8. The production method according to claim 7, wherein the potential difference is 0.05 to 0.30V.

9. The method of claim 7, wherein the electrolyte is aqueous HCl, H₂SO₄Aqueous solution or H₃PO₄An aqueous solution.

10. The method according to any one of claims 4 to 9, wherein the carbon source is selected from a gaseous carbon source and/or a solid carbon source.

11. The method of claim 10, wherein the gaseous carbon source is methane or acetylene.

12. The method according to claim 10, wherein the solid carbon source is polymethyl methacrylate or polystyrene.

13. The method according to claim 11, wherein when the carbon source is a gaseous carbon source, the graphene deposition conditions are: the flow rate of the gaseous carbon source is 1sccm to 10sccm, the flow rate of the hydrogen is 10sccm to 30sccm, the flow rate of the argon is 50sccm to 150sccm, the pressure in the tube is kept less than 1Torr, and the temperature is 600 ℃ to 700 ℃.

14. The preparation method of claim 12, wherein when the carbon source is a solid carbon source, the nano-porous PMMA/copper or PS/copper is obtained by a vacuum impregnation method, and then graphene growth is performed;

the impregnation conditions are as follows: the impregnation liquid is 0.5-5.0 g/L polymethyl methacrylate or polystyrene anisole or chloroform solution, and the drying temperature is 70-90 ℃;

the graphene growth conditions are as follows: the flow rate of hydrogen is 5sccm to 15sccm, the flow rate of argon is 100sccm to 200sccm, the pressure in the tube is kept less than 1Torr, and the temperature is 800 ℃ to 1000 ℃.

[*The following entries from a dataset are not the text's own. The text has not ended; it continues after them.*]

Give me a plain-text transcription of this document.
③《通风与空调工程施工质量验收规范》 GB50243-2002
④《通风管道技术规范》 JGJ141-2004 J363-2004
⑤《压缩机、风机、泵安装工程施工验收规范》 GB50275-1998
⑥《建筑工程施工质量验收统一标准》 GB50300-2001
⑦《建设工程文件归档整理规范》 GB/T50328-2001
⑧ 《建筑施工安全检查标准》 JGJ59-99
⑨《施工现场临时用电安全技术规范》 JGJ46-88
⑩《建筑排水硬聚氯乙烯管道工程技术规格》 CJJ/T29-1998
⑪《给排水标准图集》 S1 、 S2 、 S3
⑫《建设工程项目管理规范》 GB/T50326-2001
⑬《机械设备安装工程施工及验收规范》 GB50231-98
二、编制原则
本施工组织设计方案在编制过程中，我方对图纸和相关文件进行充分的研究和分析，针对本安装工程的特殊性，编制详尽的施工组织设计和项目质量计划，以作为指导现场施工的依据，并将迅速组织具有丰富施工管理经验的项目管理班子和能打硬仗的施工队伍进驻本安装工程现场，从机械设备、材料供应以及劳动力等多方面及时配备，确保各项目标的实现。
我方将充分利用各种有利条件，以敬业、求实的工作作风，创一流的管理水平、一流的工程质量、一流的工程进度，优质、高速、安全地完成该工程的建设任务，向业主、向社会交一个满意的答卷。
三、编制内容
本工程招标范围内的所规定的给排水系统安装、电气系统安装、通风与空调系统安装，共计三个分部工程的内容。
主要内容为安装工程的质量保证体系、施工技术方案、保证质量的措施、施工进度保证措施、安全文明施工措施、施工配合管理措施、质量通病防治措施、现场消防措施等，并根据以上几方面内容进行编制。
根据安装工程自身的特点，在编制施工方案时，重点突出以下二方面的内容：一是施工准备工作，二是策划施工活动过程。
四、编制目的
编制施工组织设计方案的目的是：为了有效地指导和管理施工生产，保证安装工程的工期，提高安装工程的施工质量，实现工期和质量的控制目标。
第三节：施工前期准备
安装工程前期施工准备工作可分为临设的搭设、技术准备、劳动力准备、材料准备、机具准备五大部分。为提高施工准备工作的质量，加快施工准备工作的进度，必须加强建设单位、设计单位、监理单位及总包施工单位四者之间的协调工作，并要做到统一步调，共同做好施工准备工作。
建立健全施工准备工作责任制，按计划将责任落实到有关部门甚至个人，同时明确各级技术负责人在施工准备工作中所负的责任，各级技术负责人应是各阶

15. The preparation method according to claim 4, wherein the hot-pressing sintering mode is one selected from vacuum or gas protection hot-pressing sintering, hot isostatic pressing sintering, spark plasma sintering or microwave sintering; the sintering temperature is 700-1000 ℃, and the pressure is 10-200 MPa.

16. The method of claim 15, wherein the pressure is 50 to 200 MPa.

17. Use of the graphene/copper composite material according to any one of claims 1to 3 in the fields of electric power, electronics and mechanical industry.